Recently, the Executive Director of Kampala Capital City Authority (KCCA) Ms Jennifer Musisi Semakula held a simulated launch of the projected commuter train services from the railway station in the city centre to Namanve.
This endeavor is one of the means aimed at easing some of the transport sector challenges including traffic jams.
It is pertinent to note that the traffic jams in Kampala and its environs are a social and economic menace, affecting the day-to-day human activities through delays on the roads and also negatively impacting on the country’s economy, with estimated losses tipping the hundreds of millions scale every day.
So, that is why any effort by the different stakeholders aimed at reversing this road menace should be lauded.
However, there are hiccups to note and manage – the passenger wagons and the engines displayed at the simulated launch were medieval and this might become disturbing to some prospective passengers.

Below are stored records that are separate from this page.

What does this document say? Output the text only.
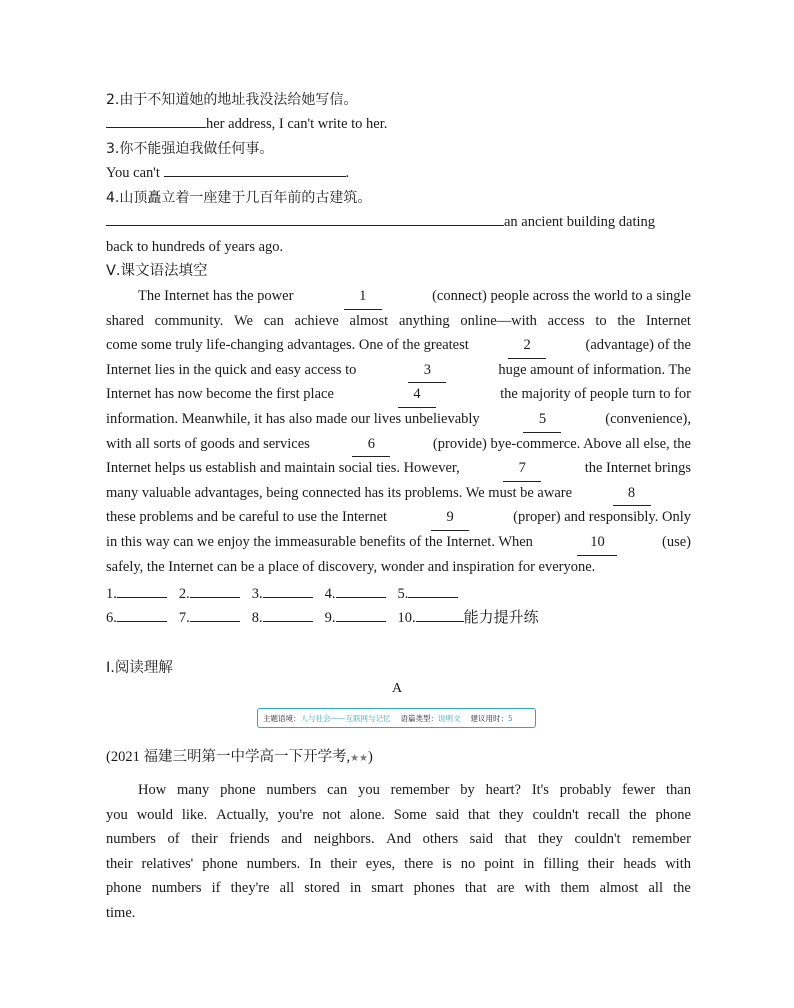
2.由于不知道她的地址我没法给她写信。
her address, I can't write to her.
3.你不能强迫我做任何事。
You can't	.
4.山顶矗立着一座建于几百年前的古建筑。
an ancient building dating
back to hundreds of years ago.
Ⅴ.课文语法填空
The Internet has the power	1	(connect) people across the world to a single
shared community. We can achieve almost anything online—with access to the Internet
come some truly life-changing advantages. One of the greatest	2	(advantage) of the
Internet lies in the quick and easy access to	3	huge amount of information. The
Internet has now become the first place	4	the majority of people turn to for
information. Meanwhile, it has also made our lives unbelievably	5	(convenience),
with all sorts of goods and services	6	(provide) bye-commerce. Above all else, the
Internet helps us establish and maintain social ties. However,	7	the Internet brings
many valuable advantages, being connected has its problems. We must be aware	8
these problems and be careful to use the Internet	9	(proper) and responsibly. Only
in this way can we enjoy the immeasurable benefits of the Internet. When	10	(use)
safely, the Internet can be a place of discovery, wonder and inspiration for everyone.
1.	2.	3.	4.	5.
6.	7.	8.	9.	10.	能力提升练
Ⅰ.阅读理解
A
主题语境： 人与社会——互联网与记忆 语篇类型： 说明文 建议用时： 5
(2021 福建三明第一中学高一下开学考,★★)
How many phone numbers can you remember by heart? It's probably fewer than
you would like. Actually, you're not alone. Some said that they couldn't recall the phone
numbers of their friends and neighbors. And others said that they couldn't remember
their relatives' phone numbers. In their eyes, there is no point in filling their heads with
phone numbers if they're all stored in smart phones that are with them almost all the
time.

Without doubt there is need for the planners to appear to be in a continuous state of progress; adapting the latest trends that can help them mitigate the challenges and tricky endeavors that might arise in the process of trying to realign the transport system around the city.
But there has been little mention of acquiring new and more technologically advanced passenger wagons and engines, and that is one of the reasons that is likely to send the KCCA/RVR bid to ease the transport challenges around the city into an early tailspin.
This is because most people who own cars and drive to town to work would be hard-pressed to abandon the comfort of their vehicles for the type of wagons that Ms Musisi rode on that particular day.
Otherwise, the move is one step in the right direction.